Michel Rocard et Pierre Larrouturou ont cosigné une proposition aussi sympathique que féérique, dans la veine des "32 heures" : permettre à la Banque centrale européenne (BCE) de prêter à 0% aux Etats de la zone euro, fût-ce par institution de paille interposée.

Mais, comme le rappelle dans lexpansion.lexpress.fr Jean-Louis Mourier, "la BCE ne prête jamais en blanc, c'est-à-dire sans garantie."

C'est le point important. Une Banque centrale n'a pas de recettes propres (elle ne lève pas l'impôt) et n'a donc rien à elle qu'elle puisse prêter !

Ce qu'elle peut faire, de par son statut, c'est transformer en "liquide" (ses prêts à court terme) des actifs peu liquides qu'on dépose chez elle (les "garanties" en question)[1].

En gros, une Banque centrale, c'est "ma tante".

Qu'est-ce que les Etats surendettés pourraient bien déposer en garantie à la BCE, pour avoir son argent en contrepartie ? La proposition de Michel Rocard et Pierre Larrouturou omet complètement cette question…

Elle a tout de même l'avantage de rappeler que les banques et autres investisseurs se font payer, en prêtant à 5 ou 7% à des Etats, une prime de risque qui n'a de justification… que parce qu'il y a un risque de non-remboursement. Si l'on prétend qu'il existe un mécanisme magique rendant les Etats indéfiniment solvables, alors, cette prime de risque n'a aucune justification.

Ou bien, elle correspond au risque d'inflation. Laquelle serait alimentée, et non combattue, par des prêts massifs de la BCE.

Donc, désolé, M. le Premier Ministre, il y a encore du boulot pour sauver les Etats d'Europe.


Rapport de l'ASN : je ne cacherai pas ma satisfaction de voir cette Autorité prendre au sérieux le risque le plus grave.

Au lieu de l'enrober dans les procédures de sûreté, à la façon de l'Élysée.

Au lieu de dénoncer une ou deux centrales "pour l'exemple" et de laisser les autres continuer sans changement… comme si tout le problème était à Fessenheim.

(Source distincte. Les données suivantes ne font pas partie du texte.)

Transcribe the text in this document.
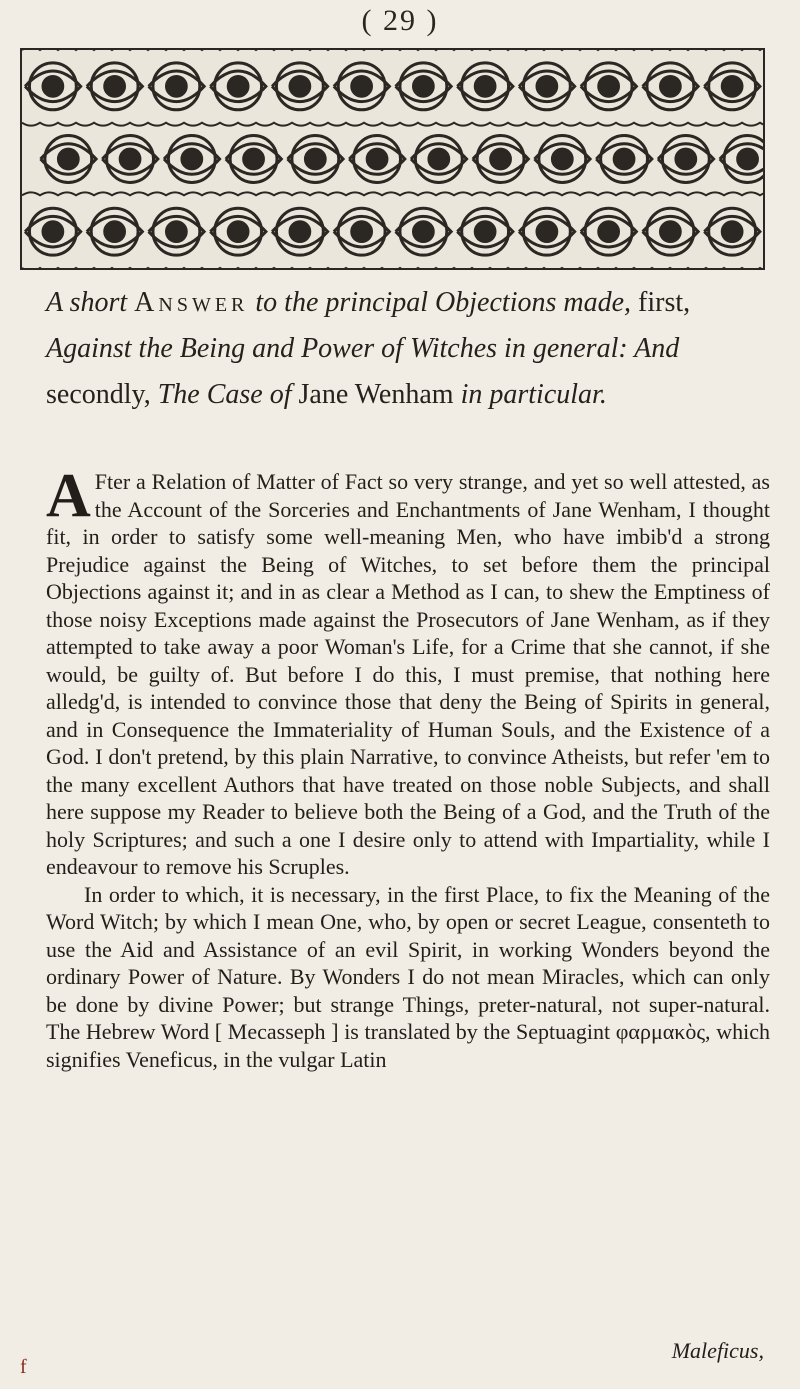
( 29 )
A short Answer to the principal Objections made, first, Against the Being and Power of Witches in general: And secondly, The Case of Jane Wenham in particular.

A Fter a Relation of Matter of Fact so very strange, and yet so well attested, as the Account of the Sorceries and Enchantments of Jane Wenham, I thought fit, in order to satisfy some well-meaning Men, who have imbib'd a strong Prejudice against the Being of Witches, to set before them the principal Objections against it; and in as clear a Method as I can, to shew the Emptiness of those noisy Exceptions made against the Prosecutors of Jane Wenham, as if they attempted to take away a poor Woman's Life, for a Crime that she cannot, if she would, be guilty of. But before I do this, I must premise, that nothing here alledg'd, is intended to convince those that deny the Being of Spirits in general, and in Consequence the Immateriality of Human Souls, and the Existence of a God. I don't pretend, by this plain Narrative, to convince Atheists, but refer 'em to the many excellent Authors that have treated on those noble Subjects, and shall here suppose my Reader to believe both the Being of a God, and the Truth of the holy Scriptures; and such a one I desire only to attend with Impartiality, while I endeavour to remove his Scruples.

In order to which, it is necessary, in the first Place, to fix the Meaning of the Word Witch; by which I mean One, who, by open or secret League, consenteth to use the Aid and Assistance of an evil Spirit, in working Wonders beyond the ordinary Power of Nature. By Wonders I do not mean Miracles, which can only be done by divine Power; but strange Things, preter-natural, not super-natural. The Hebrew Word [ Mecasseph ] is translated by the Septuagint φαρμακὸς, which signifies Veneficus, in the vulgar Latin

Maleficus,
f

Au lieu de programmer à 20 ou 40 ans une sortie du nucléaire… en nous demandant de prier la République Laïque pour que Fukushima n'arrive pas chez nous d'ici là.

Un accident nucléaire majeur, ce n'est ni la fin du monde, ni un risque du passé. Il faut travailler à réduire ce risque, bien sûr, ET AUSSI apprendre à vivre avec. Le chiffrer, le peser, s'y préparer[2].

Les points soulignés par le communiqué de presse, repris de l'allocution du président Lacoste, me semblent remarquables :

« L’accident de Fukushima marque l’histoire du nucléaire comme ceux de Three Mile Island et Tchernobyl : il y aura un avant et un après Fukushima. Notre approche de la sûreté évolue pour renforcer la robustesse des installations face à des situations extrêmes… » ;

« Nous sommes sur des temps longs : le retour d’expérience complet de l’accident de Fukushima peut prendre jusqu’à 10 ans et il est possible qu’il nous amène à réviser notre compréhension actuelle de l’accident » ;

« Nous devons nous garder de la tentation commode de réduire la sûreté nucléaire à l’accumulation de dispositifs techniques : la sûreté nucléaire repose fondamentalement sur les hommes. Le renouvellement des effectifs et des compétences des exploitants est essentiel pour la sûreté ».

Et c'est un X-Mines qui parle. Bicorne.


Dans tout ça, et dans le projet "TVA sociale" que le chef de l'Etat ressort du chapeau de Borloo, il y a un candidat qui, jusque sous les coups de boutoir de Jean-Jacques Bourdin, garde tout son bon sens et évite de se laisser embarquer dans la petite polémique. Chapeau, donc, ou casquette orange.

Notes

[1] J'ai mis longtemps à comprendre ça ! Mes articles anciens sur la question faisaient un peu l'impasse là-dessus.

[2] Cf. mon récent billet sur Flamanville.